Uwe hatte tatsächlich wieder Luft reingepumpt, am Lenkrad klebte ein Zettel.
„Timo, es tut mir leid. Gruß Uwe.“
Was sollte das denn jetzt? Okay, das würde mit Timos Vermutung, die anderen hätten ihn dazu angestiftet, übereinstimmen. Aber wirklich wohler fühlte er sich dadurch nicht.
Er setzte seinen Helm auf und fuhr los. Es war klüger, einen Umweg zum Parkplatz hoch zu nehmen, ihm war nicht nach irgendwelchen sonderbaren Begegnungen.

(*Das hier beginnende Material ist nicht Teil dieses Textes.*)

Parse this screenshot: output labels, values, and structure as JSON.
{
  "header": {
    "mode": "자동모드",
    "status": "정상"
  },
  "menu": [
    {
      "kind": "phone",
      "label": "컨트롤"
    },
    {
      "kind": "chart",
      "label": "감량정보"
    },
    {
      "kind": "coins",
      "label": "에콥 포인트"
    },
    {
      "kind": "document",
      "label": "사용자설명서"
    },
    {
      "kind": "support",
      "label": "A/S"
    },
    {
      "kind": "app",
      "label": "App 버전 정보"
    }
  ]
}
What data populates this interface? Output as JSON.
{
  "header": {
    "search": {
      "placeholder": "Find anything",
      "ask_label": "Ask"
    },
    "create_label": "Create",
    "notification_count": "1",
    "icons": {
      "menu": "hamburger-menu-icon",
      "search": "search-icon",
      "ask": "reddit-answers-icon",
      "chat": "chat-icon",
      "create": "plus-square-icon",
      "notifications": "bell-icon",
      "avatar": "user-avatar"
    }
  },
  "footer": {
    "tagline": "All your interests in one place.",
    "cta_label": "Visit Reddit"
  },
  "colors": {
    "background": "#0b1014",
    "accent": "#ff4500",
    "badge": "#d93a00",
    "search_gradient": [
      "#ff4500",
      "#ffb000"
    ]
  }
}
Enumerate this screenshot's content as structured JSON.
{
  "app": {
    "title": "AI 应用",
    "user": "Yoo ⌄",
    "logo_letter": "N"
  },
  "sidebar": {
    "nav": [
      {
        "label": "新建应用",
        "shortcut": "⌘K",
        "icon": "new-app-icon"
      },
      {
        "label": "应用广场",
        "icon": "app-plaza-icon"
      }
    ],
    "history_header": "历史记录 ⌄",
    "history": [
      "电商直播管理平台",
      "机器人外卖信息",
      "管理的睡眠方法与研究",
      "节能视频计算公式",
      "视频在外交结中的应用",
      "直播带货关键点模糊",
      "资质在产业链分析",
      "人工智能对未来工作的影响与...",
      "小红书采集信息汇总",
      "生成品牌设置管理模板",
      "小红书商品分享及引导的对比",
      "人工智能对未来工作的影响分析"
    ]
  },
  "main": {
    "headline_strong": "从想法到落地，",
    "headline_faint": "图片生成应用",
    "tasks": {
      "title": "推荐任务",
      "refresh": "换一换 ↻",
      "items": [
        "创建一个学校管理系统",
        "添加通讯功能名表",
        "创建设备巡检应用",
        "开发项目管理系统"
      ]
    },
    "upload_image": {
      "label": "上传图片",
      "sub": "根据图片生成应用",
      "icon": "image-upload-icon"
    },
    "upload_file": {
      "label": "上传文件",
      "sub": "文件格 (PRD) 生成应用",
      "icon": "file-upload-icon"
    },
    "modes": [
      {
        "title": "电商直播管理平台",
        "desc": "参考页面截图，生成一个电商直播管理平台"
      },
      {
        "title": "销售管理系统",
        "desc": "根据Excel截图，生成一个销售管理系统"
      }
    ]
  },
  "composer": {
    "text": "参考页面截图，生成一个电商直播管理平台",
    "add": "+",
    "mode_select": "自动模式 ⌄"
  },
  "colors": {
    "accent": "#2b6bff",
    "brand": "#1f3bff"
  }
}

Unter den Bäumen dort stellte er das Mofa ab. Eigentlich war dies eine Stelle, wo er ziemlich sicher war. Von der Jugend verirrte sich hierhin nie jemand, sonst parkten hier Auswärtige, die wandern wollten. Das hatte er auch vor, aber nur zehn Minuten. Dann war er an der Jugendherberge, seinem Ziel.
Trotz allem hatte er Oliver nicht vergessen, selbst wenn Timo ihm die ganze Schuld an dem Theater hätte unterschieben können. Aber das wollte er gar nicht. Am Ende war es gut so wie es gelaufen war.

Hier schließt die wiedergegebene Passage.